Discussing the Montgomery County case, Janofsky omitted any reference to the fact that the teaching materials endorsed some religious views and criticized others, and that a federal court had invalidated the program for that reason. Nor, in his report from the battlefield, was there any mention of tactical efforts on the “gay rights” side, such as at least two widely publicized disputes over students wearing anti-gay t-shirts to school that have ended up in court.

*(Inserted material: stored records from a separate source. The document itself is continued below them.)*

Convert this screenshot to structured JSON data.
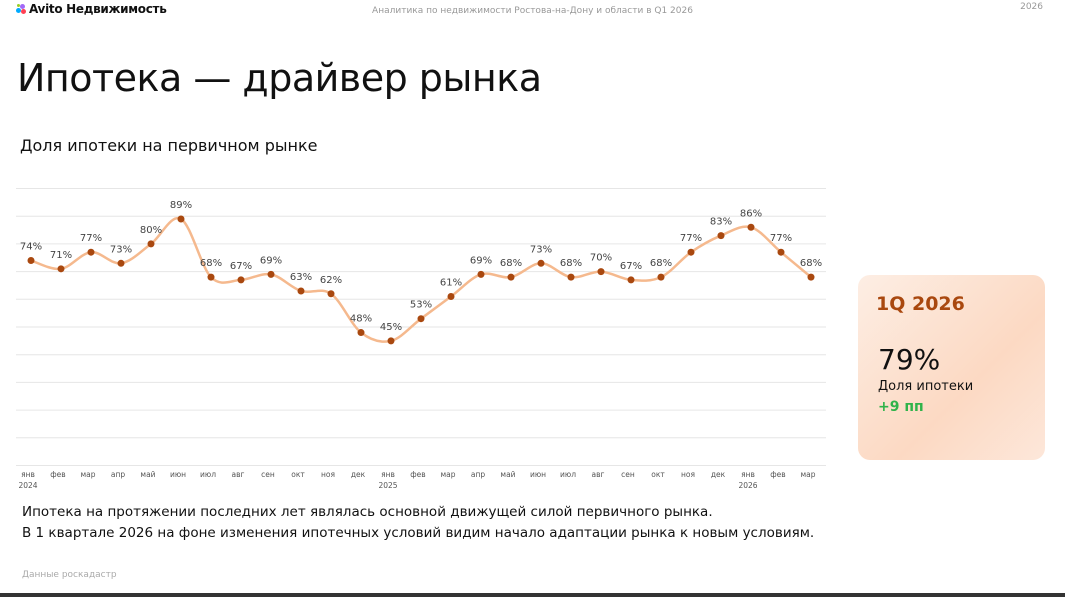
{
  "header": {
    "logo": "Avito Недвижимость",
    "center": "Аналитика по недвижимости Ростова-на-Дону и области в Q1 2026",
    "year": "2026"
  },
  "title": "Ипотека — драйвер рынка",
  "subtitle": "Доля ипотеки на первичном рынке",
  "description": [
    "Ипотека на протяжении последних лет являлась основной движущей силой первичного рынка.",
    "В 1 квартале 2026 на фоне изменения ипотечных условий видим начало адаптации рынка к новым условиям."
  ],
  "source": "Данные роскадастр",
  "card": {
    "period": "1Q 2026",
    "value": "79%",
    "label": "Доля ипотеки",
    "delta": "+9 пп"
  },
  "colors": {
    "line": "#f5b98e",
    "point": "#a9480f",
    "accent": "#a9480f",
    "positive": "#2fb34a",
    "grid": "#e6e6e6"
  },
  "chart_data": {
    "type": "line",
    "categories": [
      "янв",
      "фев",
      "мар",
      "апр",
      "май",
      "июн",
      "июл",
      "авг",
      "сен",
      "окт",
      "ноя",
      "дек",
      "янв",
      "фев",
      "мар",
      "апр",
      "май",
      "июн",
      "июл",
      "авг",
      "сен",
      "окт",
      "ноя",
      "дек",
      "янв",
      "фев",
      "мар"
    ],
    "year_labels": {
      "0": "2024",
      "12": "2025",
      "24": "2026"
    },
    "values": [
      74,
      71,
      77,
      73,
      80,
      89,
      68,
      67,
      69,
      63,
      62,
      48,
      45,
      53,
      61,
      69,
      68,
      73,
      68,
      70,
      67,
      68,
      77,
      83,
      86,
      77,
      68
    ],
    "value_suffix": "%",
    "ylim": [
      0,
      100
    ],
    "grid": true,
    "legend": "none"
  }
}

There is also a case in Kentucky in which students opposed to gay rights seek to be excused from “diversity training” classes (a claim that they will likely lose) and assert that they have been punished for expressing disagreement with the school’s point of view. Another involves a diversity day in Ann Arbor, Michigan, in which a panel designed to discuss religious views on homosexuality excluded, with the blessing of school officials, religious spokespersons who believe homosexuality is condemned by the Bible. (As in Montgomery County, a federal district judge held that favoritism toward “progressive” faiths unconstitutional.)

All of the above were the subject of news coverage and reported judicial opinions within six months of the publication of the Times article. They were surely known to some of the experts Janofsky quoted.

Evidently, the Times set out not to describe comprehensively school battles over gay rights but to document an assault by the “political (= religious) right” on enlightened public opinion. By publishing what amounted to an extended opinion piece, the Times only added to the suspicion among traditional Christians that it is biased against them. The real story is more interesting and complex, with blame enough to go around.